Published May 01, 2013

| FoxNews.com

The uncle of the two men authorities say were behind the Boston Marathon bombing contacted a mosque to arrange a funeral for the older suspect killed shortly after the incident, the Islamic Society of Boston said.

Tamerlan Tsarnaev's body has been at the medical examiner's office in Massachusetts since he died after a gunfight with authorities more than a week ago.

Amato DeLuca, the Rhode Island attorney for his widow, Katherine Russell, said Tuesday that his client had just learned that the medical examiner was ready to release Tsarnaev's body and that she wants it released to his side of the family.

In addition to declining to claim the body herself, which is her right as his spouse, Russell has taken other steps to distance herself from Tsarnaev since taking refuge at her family's home on April 19, hours after her husband was killed.
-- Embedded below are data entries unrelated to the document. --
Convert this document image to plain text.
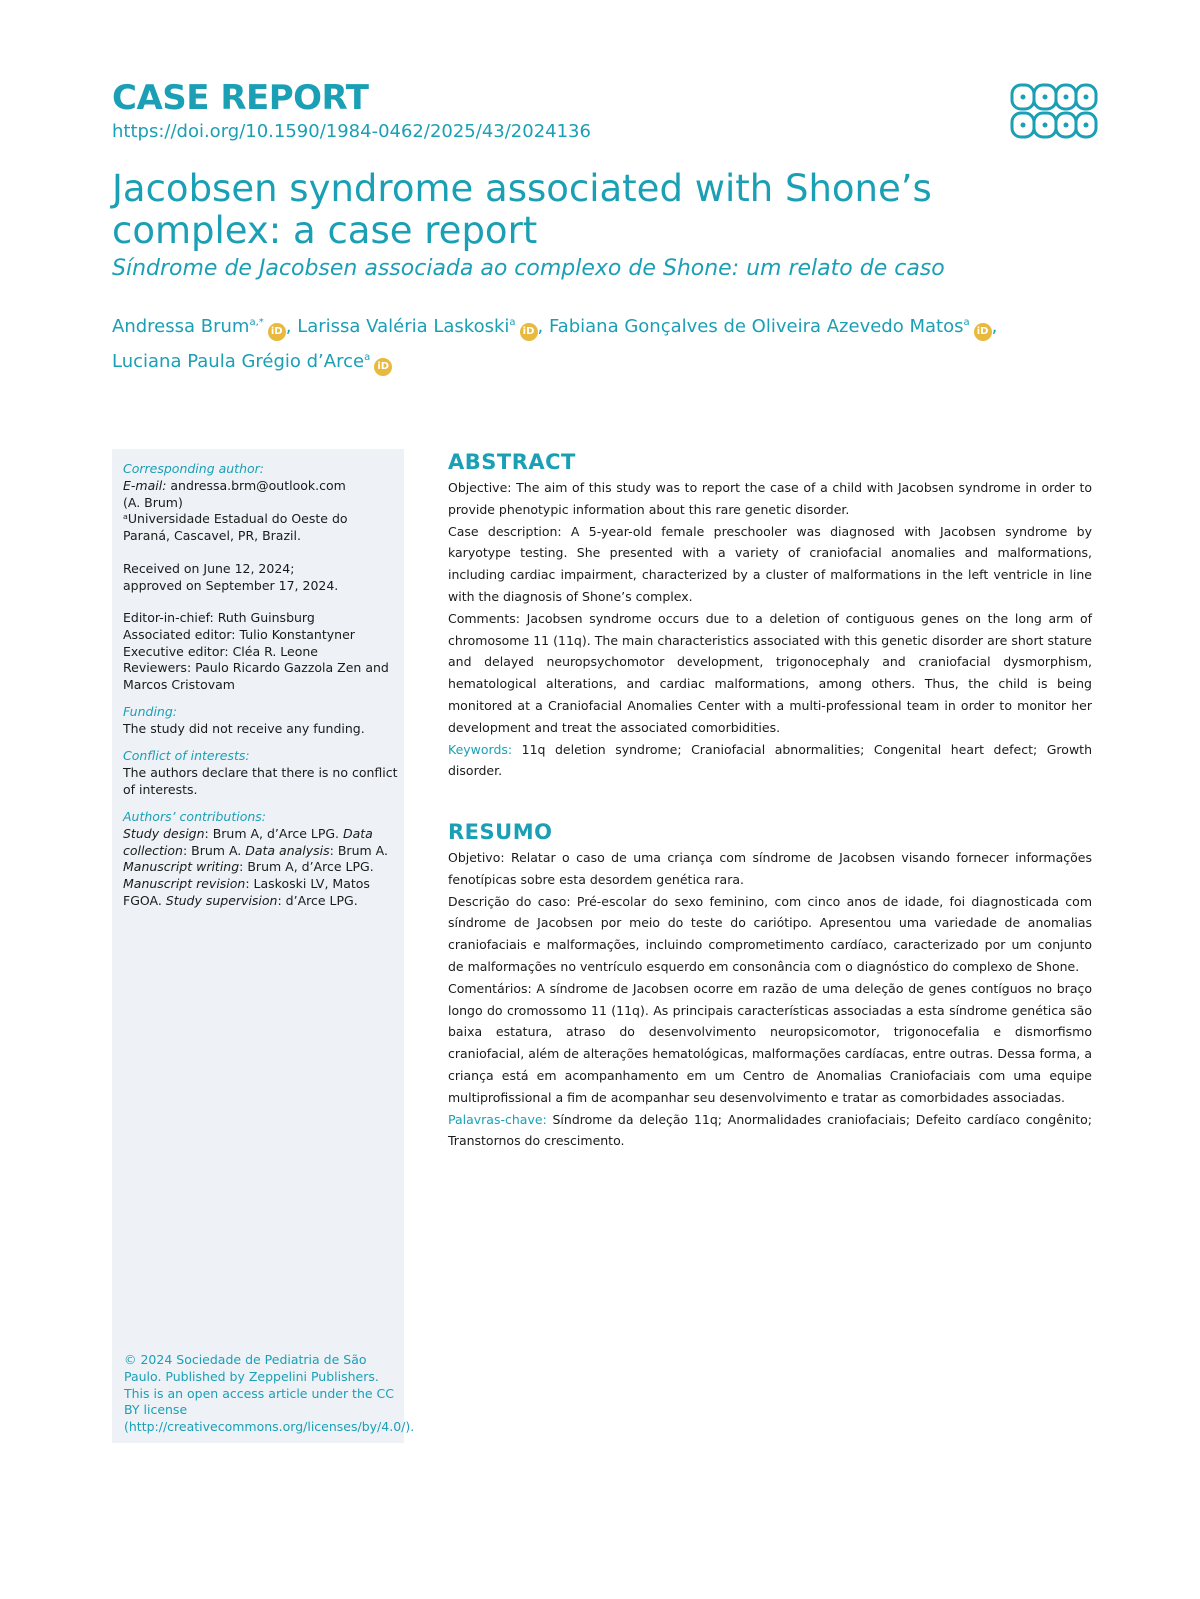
CASE REPORT
https://doi.org/10.1590/1984-0462/2025/43/2024136
Jacobsen syndrome associated with Shone’s complex: a case report
Síndrome de Jacobsen associada ao complexo de Shone: um relato de caso
Andressa Brum$^{a,*}$iD , Larissa Valéria Laskoski$^a$iD , Fabiana Gonçalves de Oliveira Azevedo Matos$^a$iD ,
Luciana Paula Grégio d’Arce$^a$iD
Corresponding author:
E-mail: andressa.brm@outlook.com
(A. Brum)
ᵃUniversidade Estadual do Oeste do Paraná, Cascavel, PR, Brazil.
Received on June 12, 2024;
approved on September 17, 2024.
Editor-in-chief: Ruth Guinsburg
Associated editor: Tulio Konstantyner
Executive editor: Cléa R. Leone
Reviewers: Paulo Ricardo Gazzola Zen and Marcos Cristovam
Funding:
The study did not receive any funding.
Conflict of interests:
The authors declare that there is no conflict of interests.
Authors’ contributions:
Study design: Brum A, d’Arce LPG. Data collection: Brum A. Data analysis: Brum A. Manuscript writing: Brum A, d’Arce LPG. Manuscript revision: Laskoski LV, Matos FGOA. Study supervision: d’Arce LPG.
© 2024 Sociedade de Pediatria de São Paulo. Published by Zeppelini Publishers. This is an open access article under the CC BY license (http://creativecommons.org/licenses/by/4.0/).
ABSTRACT

Objective: The aim of this study was to report the case of a child with Jacobsen syndrome in order to provide phenotypic information about this rare genetic disorder.

Case description: A 5-year-old female preschooler was diagnosed with Jacobsen syndrome by karyotype testing. She presented with a variety of craniofacial anomalies and malformations, including cardiac impairment, characterized by a cluster of malformations in the left ventricle in line with the diagnosis of Shone’s complex.

Comments: Jacobsen syndrome occurs due to a deletion of contiguous genes on the long arm of chromosome 11 (11q). The main characteristics associated with this genetic disorder are short stature and delayed neuropsychomotor development, trigonocephaly and craniofacial dysmorphism, hematological alterations, and cardiac malformations, among others. Thus, the child is being monitored at a Craniofacial Anomalies Center with a multi-professional team in order to monitor her development and treat the associated comorbidities.

Keywords: 11q deletion syndrome; Craniofacial abnormalities; Congenital heart defect; Growth disorder.

RESUMO

Objetivo: Relatar o caso de uma criança com síndrome de Jacobsen visando fornecer informações fenotípicas sobre esta desordem genética rara.

Descrição do caso: Pré-escolar do sexo feminino, com cinco anos de idade, foi diagnosticada com síndrome de Jacobsen por meio do teste do cariótipo. Apresentou uma variedade de anomalias craniofaciais e malformações, incluindo comprometimento cardíaco, caracterizado por um conjunto de malformações no ventrículo esquerdo em consonância com o diagnóstico do complexo de Shone.

Comentários: A síndrome de Jacobsen ocorre em razão de uma deleção de genes contíguos no braço longo do cromossomo 11 (11q). As principais características associadas a esta síndrome genética são baixa estatura, atraso do desenvolvimento neuropsicomotor, trigonocefalia e dismorfismo craniofacial, além de alterações hematológicas, malformações cardíacas, entre outras. Dessa forma, a criança está em acompanhamento em um Centro de Anomalias Craniofaciais com uma equipe multiprofissional a fim de acompanhar seu desenvolvimento e tratar as comorbidades associadas.

Palavras-chave: Síndrome da deleção 11q; Anormalidades craniofaciais; Defeito cardíaco congênito; Transtornos do crescimento.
Her family released a statement shortly after she was escorted home by federal agents that day saying they "never really knew" Tsarnaev. Russell has also reverted to using her maiden name instead of the name listed on her marriage certificate, Tsarnaeva.

Until Tuesday's statement, DeLuca had declined to provide any details about Russell's contact with authorities, except to say that Russell was doing everything she could to assist with the investigation.

The exact cause of 26-year-old Tamerlan's death will be released once his body is handed over to the family. During a chaotic scene days after the April 15 bombing, he ran out of ammunition before his brother dragged his body under a vehicle while fleeing the scene, police said.

The family has said authorities will likely not release the body until the end of the week, the statement said. Tsarnaev's parents are still in Russia, but he has other relatives on his side of the family in the U.S.

"Of course, family members will take possession of the body," uncle Ruslan Tsarni of Maryland told The Associated Press on Tuesday night. "We'll do it. We will do it. A family is a family."

Tsarnaev has been dead for nearly two weeks, with his body unclaimed at the medical examiner’s office. Sharia, or Islamic law, requires the dead to be buried as soon after death as possible after a funeral ritual that includes bathing and shrouding of the body, followed by prayers. Cremation is prohibited.

His younger brother, Dzhokhar Tsarnaev, 19, is in a prison hospital after being wounded in the shootout with police as he and his brother made their getaway attempt. He is charged with using a weapon of mass destruction to kill, a crime that carries a potential death sentence.

U.S. law enforcement officials have been trying to determine whether Tamerlan Tsarnaev was indoctrinated or trained by militants during his visit to Dagestan, a Caspian Sea province that has become the center of a simmering Islamic insurgency.

The security official with the Anti-Extremism Center, a federal agency under Russia's Interior Ministry, confirmed the Russians shared their concerns. He said that Russian agents were watching Tsarnaev, and that they searched for him when he disappeared two days after the July 2012 death of the Canadian man, who had joined the Islamic insurgency in the region. The official spoke only on condition of anonymity because he was not authorized to speak to the news media.

Security officials suspected ties between Tsarnaev and the Canadian - an ethnic Russian named William Plotnikov - according to the Novaya Gazeta newspaper, which is known for its independence and investigative reporting and cited an unnamed official with the Anti-Extremism Center, which tracks militants. The newspaper said the men had social networking ties that brought Tsarnaev to the attention of Russian security services for the first time in late 2010.

President Obama said Tuesday at a news conference that the U.S. counterterrorism bureaucracy "did what it was supposed to be doing" before the Boston Marathon bombing as his top intelligence official began a review into whether sensitive information was adequately shared and whether the U.S. government could have disrupted the attack.

"We want to go back and we want to review every step that was taken," Obama said. "We want to leave no stone unturned. We want to see, is there in fact additional protocols and procedures that could be put in place that would further improve and enhance our ability to detect a potential attack."